A Different Kind of Protection?
The participants’ response to COVID-19 had actually been turned off, making them even more vulnerable to infection and less likely to mount a response to it than those who had never been vaccinated.
When you are exposed to a cold or any other virus repeatedly, spaced out over a lifetime, which is what happens with natural exposure, you don’t develop a tolerance to it, your body fights it off without you knowing it. Your body is using the normal disease-fighting immune response but, since it recognizes the infectious agent, you do not get symptoms of inflammation. This is why when you are naturally exposed to many diseases, you then have lifelong immunity.

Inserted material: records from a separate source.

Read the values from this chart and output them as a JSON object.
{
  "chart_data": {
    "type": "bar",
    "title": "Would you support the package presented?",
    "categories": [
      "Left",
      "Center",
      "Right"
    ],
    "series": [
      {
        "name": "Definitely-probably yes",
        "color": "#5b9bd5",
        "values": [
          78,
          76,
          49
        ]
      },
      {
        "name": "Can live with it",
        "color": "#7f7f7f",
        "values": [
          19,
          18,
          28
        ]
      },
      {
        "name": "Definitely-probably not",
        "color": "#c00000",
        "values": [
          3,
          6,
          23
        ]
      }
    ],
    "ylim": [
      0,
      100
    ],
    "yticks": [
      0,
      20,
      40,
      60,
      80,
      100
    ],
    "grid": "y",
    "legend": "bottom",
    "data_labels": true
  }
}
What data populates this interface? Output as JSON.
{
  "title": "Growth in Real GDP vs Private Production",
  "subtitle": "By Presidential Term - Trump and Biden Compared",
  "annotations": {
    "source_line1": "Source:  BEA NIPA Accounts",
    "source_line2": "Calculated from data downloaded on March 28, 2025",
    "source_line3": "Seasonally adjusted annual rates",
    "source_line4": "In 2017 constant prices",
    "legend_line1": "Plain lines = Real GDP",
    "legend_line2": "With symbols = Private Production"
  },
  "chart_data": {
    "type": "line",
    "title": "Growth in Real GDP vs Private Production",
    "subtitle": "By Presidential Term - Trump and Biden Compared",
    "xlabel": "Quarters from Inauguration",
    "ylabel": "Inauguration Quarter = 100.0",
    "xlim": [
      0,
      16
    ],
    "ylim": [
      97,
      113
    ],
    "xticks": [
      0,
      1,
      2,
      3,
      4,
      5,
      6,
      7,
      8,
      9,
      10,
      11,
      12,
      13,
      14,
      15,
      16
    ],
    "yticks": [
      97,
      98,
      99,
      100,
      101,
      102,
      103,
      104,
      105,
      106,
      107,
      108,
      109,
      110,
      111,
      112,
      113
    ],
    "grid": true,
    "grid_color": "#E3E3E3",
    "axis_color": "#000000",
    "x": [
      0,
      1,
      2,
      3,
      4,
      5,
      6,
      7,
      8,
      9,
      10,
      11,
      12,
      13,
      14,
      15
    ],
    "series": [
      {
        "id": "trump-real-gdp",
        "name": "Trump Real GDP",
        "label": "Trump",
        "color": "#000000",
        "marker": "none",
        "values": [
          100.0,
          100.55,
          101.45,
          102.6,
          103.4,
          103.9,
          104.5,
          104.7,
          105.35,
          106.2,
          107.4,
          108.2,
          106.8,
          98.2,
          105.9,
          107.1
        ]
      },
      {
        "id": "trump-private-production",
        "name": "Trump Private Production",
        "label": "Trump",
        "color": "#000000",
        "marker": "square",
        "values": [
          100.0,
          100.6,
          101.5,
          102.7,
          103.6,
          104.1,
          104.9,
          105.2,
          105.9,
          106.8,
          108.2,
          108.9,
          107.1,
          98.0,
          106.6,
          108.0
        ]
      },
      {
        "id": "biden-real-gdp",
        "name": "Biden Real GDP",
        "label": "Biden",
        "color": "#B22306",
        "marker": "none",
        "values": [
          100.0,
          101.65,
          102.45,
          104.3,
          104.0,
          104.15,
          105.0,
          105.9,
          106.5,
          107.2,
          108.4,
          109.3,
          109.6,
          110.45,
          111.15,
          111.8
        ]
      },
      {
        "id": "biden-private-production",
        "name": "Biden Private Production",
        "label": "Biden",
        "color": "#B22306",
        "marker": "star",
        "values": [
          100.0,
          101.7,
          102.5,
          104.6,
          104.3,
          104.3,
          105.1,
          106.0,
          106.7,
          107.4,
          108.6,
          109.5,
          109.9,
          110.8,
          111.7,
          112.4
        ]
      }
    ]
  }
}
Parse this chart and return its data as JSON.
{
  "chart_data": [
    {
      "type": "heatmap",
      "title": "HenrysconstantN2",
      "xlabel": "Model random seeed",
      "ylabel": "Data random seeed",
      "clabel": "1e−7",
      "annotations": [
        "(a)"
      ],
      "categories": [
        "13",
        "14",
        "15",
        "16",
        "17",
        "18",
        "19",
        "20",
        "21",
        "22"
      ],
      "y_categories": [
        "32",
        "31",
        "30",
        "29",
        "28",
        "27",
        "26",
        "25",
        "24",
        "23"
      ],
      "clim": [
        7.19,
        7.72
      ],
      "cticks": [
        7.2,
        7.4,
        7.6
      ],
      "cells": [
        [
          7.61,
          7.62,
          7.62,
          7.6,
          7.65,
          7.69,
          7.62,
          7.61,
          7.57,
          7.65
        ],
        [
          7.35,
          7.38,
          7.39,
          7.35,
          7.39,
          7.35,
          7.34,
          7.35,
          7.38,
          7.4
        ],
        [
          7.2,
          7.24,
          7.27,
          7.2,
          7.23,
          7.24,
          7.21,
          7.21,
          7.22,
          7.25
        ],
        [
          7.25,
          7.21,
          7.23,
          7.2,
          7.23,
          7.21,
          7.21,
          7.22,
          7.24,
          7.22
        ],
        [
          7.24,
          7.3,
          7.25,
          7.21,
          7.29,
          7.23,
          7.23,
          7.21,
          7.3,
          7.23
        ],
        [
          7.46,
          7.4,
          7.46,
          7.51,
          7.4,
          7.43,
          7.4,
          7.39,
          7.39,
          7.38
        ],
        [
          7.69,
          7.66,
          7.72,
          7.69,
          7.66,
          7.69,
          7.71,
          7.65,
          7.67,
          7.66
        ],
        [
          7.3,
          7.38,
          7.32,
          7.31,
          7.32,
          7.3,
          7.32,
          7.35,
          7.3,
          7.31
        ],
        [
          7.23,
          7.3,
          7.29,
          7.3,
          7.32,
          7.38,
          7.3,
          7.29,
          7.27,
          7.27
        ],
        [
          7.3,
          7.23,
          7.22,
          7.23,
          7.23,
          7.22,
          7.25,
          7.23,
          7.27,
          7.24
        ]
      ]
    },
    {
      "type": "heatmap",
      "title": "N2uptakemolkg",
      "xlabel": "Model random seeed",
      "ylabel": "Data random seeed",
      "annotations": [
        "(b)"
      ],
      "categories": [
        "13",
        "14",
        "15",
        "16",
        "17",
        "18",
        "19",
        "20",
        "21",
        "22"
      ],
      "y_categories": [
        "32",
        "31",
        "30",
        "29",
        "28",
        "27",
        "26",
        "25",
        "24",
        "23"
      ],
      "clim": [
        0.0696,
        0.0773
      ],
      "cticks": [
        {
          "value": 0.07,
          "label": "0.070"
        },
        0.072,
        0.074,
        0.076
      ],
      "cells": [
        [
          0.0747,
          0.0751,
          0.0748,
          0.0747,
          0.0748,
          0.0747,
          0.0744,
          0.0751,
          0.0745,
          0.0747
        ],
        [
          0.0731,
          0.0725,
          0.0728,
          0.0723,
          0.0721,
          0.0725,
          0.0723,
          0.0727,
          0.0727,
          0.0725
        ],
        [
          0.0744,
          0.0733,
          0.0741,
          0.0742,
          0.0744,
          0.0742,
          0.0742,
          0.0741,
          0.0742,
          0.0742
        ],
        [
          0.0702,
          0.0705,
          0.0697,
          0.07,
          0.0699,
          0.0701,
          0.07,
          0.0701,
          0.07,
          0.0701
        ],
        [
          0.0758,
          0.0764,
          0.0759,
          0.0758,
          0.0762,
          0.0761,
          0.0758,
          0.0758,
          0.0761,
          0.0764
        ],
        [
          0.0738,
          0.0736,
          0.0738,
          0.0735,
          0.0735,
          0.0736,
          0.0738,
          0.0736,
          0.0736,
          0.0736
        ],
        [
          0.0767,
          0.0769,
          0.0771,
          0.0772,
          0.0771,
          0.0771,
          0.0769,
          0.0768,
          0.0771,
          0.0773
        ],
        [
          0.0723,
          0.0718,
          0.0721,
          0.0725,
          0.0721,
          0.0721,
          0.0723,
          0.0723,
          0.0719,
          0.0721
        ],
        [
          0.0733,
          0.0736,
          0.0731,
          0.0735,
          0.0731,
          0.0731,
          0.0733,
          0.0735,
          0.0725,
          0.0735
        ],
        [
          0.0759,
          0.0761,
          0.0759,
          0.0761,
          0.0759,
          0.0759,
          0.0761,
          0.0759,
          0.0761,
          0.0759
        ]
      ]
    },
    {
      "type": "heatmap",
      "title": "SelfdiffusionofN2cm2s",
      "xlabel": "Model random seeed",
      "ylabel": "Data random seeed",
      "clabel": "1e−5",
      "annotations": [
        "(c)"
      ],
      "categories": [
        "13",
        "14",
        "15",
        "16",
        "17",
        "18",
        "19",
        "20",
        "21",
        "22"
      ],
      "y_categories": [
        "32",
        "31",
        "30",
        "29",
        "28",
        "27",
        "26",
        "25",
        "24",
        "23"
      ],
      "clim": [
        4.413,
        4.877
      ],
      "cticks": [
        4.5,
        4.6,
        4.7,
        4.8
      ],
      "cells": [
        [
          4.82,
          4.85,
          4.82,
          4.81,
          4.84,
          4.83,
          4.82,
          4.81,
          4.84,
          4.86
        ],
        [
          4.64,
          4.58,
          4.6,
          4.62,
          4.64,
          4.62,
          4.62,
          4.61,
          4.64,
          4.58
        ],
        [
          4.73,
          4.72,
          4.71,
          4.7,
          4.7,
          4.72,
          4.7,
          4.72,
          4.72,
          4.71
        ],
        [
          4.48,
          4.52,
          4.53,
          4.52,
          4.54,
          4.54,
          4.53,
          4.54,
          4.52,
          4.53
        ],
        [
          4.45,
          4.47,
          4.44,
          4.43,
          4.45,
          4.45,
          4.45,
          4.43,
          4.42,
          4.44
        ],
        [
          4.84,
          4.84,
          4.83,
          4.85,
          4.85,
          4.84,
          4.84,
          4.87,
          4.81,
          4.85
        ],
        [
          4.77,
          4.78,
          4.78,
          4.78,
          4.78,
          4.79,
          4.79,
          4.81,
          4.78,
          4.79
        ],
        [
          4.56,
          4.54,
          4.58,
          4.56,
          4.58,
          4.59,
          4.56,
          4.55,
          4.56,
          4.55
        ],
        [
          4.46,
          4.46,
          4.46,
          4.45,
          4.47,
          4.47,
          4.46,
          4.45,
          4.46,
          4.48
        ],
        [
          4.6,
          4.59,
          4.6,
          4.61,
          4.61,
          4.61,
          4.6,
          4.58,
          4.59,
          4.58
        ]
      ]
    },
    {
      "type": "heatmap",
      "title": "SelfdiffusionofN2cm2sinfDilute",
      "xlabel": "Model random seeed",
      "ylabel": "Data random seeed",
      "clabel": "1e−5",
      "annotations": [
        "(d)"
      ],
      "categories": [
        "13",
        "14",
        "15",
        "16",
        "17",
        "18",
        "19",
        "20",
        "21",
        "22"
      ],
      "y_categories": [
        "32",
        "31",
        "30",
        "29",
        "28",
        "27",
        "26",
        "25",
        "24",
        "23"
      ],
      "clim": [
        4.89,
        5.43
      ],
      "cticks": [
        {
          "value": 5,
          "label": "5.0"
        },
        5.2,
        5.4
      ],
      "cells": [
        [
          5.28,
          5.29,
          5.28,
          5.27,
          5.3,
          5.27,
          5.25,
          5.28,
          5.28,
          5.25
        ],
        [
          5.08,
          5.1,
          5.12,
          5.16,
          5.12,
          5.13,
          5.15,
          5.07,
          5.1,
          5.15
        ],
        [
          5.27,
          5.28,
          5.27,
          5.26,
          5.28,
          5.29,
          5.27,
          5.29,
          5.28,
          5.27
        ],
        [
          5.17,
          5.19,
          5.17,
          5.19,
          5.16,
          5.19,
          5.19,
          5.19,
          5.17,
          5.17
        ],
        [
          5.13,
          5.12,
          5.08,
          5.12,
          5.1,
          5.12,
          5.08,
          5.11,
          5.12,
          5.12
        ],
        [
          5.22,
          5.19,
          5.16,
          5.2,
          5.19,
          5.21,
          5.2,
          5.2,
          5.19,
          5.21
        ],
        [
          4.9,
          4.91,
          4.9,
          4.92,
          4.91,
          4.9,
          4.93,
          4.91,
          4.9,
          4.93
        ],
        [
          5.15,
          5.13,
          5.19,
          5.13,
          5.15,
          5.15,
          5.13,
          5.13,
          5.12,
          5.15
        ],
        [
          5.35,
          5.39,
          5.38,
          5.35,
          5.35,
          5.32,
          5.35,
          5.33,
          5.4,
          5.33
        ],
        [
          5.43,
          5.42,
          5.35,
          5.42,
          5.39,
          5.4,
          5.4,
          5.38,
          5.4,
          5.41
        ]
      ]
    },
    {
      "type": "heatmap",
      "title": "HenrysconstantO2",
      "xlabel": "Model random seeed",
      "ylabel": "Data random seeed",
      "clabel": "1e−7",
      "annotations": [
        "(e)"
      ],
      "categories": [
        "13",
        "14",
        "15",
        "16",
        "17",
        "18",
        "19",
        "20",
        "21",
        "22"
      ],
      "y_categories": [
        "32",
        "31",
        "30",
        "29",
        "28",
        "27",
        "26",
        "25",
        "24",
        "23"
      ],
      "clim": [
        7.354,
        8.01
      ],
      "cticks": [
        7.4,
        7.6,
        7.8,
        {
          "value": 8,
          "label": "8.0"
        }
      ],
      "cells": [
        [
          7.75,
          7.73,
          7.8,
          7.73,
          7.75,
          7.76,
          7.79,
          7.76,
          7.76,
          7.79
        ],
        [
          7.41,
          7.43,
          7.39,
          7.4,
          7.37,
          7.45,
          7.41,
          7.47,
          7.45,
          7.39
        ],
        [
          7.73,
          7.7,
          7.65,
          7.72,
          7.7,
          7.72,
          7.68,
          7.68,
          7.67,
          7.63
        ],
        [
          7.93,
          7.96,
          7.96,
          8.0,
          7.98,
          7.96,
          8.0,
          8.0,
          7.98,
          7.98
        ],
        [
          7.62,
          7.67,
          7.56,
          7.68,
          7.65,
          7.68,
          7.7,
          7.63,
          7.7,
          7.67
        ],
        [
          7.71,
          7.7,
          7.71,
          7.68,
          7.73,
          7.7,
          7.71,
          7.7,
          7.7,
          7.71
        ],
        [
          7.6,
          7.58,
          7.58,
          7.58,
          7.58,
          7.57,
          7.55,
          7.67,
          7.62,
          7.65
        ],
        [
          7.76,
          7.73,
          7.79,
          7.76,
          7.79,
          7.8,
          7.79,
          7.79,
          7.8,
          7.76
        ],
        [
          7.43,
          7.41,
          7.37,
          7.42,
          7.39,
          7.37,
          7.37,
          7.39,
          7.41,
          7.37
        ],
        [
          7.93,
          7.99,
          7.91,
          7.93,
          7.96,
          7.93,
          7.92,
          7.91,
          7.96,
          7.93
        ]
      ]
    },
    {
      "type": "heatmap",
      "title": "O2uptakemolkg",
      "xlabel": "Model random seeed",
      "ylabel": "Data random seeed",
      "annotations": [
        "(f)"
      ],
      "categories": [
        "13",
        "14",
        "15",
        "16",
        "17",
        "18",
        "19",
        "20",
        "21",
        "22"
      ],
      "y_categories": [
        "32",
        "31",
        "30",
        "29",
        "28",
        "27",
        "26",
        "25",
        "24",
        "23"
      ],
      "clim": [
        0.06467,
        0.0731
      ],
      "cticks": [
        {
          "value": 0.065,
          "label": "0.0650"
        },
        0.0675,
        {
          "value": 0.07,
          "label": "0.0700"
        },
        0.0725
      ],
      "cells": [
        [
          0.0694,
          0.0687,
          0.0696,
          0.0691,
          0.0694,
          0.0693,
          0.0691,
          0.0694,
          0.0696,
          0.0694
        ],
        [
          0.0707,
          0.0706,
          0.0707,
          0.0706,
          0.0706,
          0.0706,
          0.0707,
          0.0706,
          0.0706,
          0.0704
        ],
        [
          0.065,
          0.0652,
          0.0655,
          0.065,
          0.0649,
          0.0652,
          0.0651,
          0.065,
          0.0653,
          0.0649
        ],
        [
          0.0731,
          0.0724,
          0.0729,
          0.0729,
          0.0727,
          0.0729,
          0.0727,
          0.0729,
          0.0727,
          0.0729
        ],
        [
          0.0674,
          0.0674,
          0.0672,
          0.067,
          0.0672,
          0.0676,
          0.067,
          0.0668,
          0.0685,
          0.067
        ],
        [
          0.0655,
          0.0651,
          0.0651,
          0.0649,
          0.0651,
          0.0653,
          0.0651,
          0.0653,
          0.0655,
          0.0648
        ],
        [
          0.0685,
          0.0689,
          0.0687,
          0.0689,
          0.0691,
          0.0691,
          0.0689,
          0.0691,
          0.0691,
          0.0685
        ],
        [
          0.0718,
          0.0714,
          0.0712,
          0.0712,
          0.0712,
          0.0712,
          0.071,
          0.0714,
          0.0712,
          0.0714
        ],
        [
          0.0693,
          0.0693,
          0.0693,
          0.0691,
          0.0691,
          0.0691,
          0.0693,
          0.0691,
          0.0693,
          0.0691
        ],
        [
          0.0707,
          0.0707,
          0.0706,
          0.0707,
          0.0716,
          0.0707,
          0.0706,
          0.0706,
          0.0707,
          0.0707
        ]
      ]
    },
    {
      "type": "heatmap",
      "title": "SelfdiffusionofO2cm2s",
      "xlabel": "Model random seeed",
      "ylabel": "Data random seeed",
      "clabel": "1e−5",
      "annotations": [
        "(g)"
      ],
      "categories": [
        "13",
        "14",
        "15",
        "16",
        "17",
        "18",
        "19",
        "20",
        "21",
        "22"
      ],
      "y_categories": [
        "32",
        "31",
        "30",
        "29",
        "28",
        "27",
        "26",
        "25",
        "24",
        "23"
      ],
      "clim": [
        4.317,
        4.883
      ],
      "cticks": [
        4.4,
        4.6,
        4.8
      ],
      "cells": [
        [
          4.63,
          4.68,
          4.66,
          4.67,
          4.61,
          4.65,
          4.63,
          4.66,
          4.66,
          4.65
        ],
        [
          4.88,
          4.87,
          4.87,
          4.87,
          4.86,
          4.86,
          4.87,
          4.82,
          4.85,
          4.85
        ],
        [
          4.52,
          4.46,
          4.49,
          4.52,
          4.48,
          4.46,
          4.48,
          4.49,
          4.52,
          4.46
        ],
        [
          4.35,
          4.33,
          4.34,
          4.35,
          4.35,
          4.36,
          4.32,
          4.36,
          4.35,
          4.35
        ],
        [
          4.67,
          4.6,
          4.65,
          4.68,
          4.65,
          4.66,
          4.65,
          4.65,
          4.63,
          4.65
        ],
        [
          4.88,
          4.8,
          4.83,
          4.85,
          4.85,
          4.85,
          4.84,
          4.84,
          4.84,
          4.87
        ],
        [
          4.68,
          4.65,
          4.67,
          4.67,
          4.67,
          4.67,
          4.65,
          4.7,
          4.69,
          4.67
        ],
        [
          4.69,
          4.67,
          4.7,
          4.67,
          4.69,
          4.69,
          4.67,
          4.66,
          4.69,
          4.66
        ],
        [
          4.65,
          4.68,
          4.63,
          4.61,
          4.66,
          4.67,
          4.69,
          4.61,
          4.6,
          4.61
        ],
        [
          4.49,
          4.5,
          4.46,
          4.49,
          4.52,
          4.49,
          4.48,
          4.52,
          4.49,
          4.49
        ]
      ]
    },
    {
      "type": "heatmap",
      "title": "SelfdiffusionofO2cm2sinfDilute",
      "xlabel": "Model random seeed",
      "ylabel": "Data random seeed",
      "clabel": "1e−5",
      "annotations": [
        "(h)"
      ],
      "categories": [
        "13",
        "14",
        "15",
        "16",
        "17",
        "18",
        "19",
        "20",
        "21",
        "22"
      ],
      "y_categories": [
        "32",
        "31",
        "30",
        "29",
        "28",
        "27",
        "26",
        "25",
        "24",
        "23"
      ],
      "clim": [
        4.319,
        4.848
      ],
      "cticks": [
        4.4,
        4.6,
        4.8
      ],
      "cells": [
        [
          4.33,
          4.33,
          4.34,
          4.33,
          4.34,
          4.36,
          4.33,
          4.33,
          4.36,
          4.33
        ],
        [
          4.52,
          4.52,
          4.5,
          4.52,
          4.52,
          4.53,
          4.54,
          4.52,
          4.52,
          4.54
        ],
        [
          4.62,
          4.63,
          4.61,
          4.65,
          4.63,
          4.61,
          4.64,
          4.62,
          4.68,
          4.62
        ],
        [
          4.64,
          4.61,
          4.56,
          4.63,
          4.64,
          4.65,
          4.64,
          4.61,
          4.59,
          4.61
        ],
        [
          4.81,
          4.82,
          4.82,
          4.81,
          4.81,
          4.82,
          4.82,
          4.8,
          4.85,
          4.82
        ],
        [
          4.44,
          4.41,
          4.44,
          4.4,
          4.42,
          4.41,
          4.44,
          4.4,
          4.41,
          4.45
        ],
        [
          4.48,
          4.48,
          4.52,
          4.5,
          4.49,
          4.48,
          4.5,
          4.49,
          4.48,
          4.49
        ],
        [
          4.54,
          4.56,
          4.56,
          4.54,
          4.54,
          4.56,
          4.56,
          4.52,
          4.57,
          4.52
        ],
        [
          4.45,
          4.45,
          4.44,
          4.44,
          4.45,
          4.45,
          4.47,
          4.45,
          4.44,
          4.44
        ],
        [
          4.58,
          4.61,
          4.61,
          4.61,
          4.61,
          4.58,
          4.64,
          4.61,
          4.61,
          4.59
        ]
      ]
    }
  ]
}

In contrast, this new study shows that the repeated mRNA injections and boosters for COVID-19 are producing a tolerance response, as if they were allergy shots. They are habituating the body to the virus, so that you no longer recognize it as something dangerous.
Another study, published in July by a team of more than 20 German scientists, independently confirmed that successive COVID-19 shots and boosters were converting the immune response from the protective class of IgG response to the toleration class.